How I wish I studied
So, I was not a happy man during the test, and clearly I spent a lot of time studying and was not new to AI on Azure. So, how could I have gotten a better experience?
Well, first of all, doing the project-based learning was a great move on my part, but given the nature of the test, I might have wanted to spend some time not using the Azure SDK and instead making REST requests directly from code and handling the responses manually.
Secondly, I could have done a lot more “fill in the blank” style practice with URLs and JSON from request and response bodies. I think creating flashcards or building a program to change the JSON to have random blank attribute names would have really helped with this.

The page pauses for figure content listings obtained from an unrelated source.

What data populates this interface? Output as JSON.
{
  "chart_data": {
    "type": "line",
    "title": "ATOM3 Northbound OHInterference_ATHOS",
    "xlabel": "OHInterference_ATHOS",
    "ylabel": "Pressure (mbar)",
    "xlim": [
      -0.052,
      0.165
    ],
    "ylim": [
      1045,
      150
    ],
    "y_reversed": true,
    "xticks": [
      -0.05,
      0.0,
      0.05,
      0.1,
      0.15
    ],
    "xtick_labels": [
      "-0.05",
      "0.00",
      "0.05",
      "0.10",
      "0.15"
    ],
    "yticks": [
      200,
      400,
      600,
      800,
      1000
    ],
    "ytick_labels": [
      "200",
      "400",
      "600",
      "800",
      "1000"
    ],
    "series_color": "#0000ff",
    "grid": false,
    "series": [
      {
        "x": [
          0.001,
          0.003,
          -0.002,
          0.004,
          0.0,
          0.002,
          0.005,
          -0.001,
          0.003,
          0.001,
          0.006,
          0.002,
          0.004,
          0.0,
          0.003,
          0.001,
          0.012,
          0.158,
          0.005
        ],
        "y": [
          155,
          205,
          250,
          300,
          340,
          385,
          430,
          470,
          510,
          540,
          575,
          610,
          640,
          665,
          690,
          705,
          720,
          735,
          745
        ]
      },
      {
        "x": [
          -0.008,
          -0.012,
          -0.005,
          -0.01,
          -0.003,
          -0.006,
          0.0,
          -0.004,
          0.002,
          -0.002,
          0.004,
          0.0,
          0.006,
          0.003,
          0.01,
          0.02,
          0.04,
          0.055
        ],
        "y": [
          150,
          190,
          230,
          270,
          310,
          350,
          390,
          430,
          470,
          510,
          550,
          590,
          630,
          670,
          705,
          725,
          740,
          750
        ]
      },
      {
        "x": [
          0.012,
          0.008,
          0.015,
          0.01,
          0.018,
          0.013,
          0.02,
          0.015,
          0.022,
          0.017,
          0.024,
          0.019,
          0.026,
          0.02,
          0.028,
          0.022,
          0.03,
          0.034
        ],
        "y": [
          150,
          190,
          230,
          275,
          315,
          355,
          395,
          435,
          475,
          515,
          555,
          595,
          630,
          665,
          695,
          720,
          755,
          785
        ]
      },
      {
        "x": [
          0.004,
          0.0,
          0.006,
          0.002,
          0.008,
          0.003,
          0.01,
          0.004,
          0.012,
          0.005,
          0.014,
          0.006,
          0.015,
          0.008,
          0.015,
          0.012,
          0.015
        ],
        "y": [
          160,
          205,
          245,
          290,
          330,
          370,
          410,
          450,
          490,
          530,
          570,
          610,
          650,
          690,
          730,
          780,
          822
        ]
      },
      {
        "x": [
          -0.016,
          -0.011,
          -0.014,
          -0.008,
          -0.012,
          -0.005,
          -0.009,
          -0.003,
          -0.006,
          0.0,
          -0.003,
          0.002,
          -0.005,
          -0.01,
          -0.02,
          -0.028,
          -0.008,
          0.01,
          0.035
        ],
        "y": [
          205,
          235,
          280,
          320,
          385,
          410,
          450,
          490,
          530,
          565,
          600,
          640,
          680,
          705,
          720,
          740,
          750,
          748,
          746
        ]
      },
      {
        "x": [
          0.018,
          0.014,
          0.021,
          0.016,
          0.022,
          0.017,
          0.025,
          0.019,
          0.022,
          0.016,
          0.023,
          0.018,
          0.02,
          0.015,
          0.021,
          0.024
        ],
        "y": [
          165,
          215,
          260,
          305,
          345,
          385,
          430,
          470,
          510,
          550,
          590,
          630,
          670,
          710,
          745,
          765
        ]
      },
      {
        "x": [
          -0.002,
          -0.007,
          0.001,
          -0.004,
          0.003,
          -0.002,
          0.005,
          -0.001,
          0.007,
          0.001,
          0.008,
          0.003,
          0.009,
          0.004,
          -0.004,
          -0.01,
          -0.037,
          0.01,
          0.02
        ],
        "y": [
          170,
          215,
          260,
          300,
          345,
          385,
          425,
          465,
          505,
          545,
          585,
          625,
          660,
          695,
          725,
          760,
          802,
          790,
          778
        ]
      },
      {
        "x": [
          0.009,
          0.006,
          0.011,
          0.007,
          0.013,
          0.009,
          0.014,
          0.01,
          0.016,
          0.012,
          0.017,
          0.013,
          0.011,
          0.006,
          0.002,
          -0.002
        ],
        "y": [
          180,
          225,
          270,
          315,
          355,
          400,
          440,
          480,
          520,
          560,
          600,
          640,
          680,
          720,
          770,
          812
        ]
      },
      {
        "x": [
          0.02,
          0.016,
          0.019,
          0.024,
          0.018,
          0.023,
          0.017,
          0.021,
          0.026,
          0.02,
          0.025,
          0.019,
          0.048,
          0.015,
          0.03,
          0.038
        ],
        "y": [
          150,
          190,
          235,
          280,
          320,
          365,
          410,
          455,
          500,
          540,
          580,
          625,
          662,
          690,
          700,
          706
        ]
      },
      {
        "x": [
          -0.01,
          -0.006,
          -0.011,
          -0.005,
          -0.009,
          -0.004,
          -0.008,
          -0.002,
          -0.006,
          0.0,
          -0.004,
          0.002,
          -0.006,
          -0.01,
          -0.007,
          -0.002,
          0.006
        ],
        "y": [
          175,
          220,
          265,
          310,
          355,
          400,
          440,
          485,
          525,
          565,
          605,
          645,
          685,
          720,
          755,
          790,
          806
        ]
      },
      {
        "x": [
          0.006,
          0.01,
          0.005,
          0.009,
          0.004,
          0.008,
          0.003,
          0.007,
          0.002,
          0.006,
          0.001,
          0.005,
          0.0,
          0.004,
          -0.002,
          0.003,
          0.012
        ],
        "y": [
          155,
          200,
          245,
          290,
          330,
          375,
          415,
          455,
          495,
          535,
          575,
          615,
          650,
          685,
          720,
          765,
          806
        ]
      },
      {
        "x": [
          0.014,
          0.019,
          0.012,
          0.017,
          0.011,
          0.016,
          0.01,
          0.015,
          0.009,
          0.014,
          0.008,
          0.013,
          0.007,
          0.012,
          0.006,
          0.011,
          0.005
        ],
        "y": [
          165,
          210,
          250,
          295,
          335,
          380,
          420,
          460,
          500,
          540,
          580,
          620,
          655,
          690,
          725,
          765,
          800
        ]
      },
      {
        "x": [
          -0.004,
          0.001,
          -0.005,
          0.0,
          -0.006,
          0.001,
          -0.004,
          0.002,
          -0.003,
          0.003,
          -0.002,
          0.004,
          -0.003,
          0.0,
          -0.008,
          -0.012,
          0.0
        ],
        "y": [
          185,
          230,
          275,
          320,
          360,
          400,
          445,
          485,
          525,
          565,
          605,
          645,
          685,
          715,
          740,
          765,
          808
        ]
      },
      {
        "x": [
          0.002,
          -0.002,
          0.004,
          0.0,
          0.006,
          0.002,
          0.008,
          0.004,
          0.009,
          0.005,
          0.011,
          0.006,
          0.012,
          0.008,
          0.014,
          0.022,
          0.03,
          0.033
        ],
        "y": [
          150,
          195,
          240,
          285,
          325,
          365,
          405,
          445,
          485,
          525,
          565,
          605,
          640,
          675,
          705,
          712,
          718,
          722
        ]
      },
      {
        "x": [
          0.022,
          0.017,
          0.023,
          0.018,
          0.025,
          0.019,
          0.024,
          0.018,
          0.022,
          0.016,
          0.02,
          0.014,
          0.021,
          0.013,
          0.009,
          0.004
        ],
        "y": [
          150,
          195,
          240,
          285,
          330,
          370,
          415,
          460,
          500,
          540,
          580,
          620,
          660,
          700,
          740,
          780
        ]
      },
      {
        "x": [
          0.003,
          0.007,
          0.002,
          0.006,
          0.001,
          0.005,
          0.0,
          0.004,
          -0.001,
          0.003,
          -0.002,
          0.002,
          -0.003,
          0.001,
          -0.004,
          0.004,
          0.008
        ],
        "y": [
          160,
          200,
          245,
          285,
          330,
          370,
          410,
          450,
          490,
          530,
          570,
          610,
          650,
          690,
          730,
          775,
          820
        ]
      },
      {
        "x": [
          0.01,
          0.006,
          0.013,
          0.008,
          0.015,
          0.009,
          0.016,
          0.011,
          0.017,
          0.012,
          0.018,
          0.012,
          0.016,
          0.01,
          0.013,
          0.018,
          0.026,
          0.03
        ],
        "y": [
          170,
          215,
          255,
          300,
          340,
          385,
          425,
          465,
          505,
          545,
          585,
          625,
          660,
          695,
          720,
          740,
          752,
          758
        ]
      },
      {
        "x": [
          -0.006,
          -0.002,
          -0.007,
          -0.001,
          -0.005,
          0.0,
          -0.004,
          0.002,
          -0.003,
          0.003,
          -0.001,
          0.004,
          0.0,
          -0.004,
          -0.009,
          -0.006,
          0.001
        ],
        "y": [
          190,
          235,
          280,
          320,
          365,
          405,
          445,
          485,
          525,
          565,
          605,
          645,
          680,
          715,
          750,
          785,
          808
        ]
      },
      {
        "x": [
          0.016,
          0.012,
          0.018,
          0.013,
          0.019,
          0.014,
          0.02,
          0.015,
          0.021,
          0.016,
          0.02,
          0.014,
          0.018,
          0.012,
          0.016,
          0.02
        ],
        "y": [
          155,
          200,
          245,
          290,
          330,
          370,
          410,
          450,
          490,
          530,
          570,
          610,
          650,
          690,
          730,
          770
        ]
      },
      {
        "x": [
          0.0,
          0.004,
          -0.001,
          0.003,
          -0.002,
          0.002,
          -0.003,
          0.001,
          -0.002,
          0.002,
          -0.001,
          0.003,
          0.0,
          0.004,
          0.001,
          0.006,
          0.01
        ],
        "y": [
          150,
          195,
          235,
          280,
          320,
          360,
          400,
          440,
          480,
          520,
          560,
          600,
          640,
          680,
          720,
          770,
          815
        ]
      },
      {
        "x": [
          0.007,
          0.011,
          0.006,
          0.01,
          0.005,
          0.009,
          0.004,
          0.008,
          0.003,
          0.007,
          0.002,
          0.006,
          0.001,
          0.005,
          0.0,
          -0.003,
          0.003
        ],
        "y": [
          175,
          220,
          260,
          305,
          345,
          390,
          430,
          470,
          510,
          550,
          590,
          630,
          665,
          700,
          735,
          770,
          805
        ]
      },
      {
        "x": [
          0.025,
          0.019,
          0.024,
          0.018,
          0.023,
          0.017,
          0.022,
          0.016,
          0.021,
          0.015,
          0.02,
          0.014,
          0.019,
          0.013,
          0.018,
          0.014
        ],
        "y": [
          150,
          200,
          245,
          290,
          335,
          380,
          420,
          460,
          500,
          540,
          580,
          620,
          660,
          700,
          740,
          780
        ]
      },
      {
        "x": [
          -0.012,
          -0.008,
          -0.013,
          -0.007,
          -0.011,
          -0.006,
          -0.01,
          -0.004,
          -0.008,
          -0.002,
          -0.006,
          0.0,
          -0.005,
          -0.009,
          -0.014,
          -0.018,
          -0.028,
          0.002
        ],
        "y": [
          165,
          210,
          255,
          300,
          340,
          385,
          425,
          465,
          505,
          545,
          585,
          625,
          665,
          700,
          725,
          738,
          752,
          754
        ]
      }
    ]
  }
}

Finally, while I thought I studied all areas of the test fairly well, I do feel that I neglected some aspects of vision as my vision score was the lowest area of the test.
If you’re working with Azure Cognitive Services or are serious about investigating it, my first recommendation to you is to take the AI-900 exam. AI-900 is a really fun exam that helps you understand the high-level capabilities of the platform and I highly recommend it.
Once you’ve passed AI-900 (which does not expire, by the way), go through the Microsoft Learn materials and then start building things with all aspects of Azure Cognitive Services. As you do this, take a look at the requests and responses using a tool like Fiddler to inspect network traffic. Record these JSON bodies and URLs on flashcards and quiz yourself regularly until you can recognize them.
I don’t love the AI-102 exam the way I loved the AI-900 or DP-100 exams, but the journey to certification can greatly increase your skill and confidence if you want it to. The bottom line is that the AI-102 exam is a very logical step for anyone specializing in artificial intelligence on Azure and taking it will force you to grow in your knowledge and capabilities.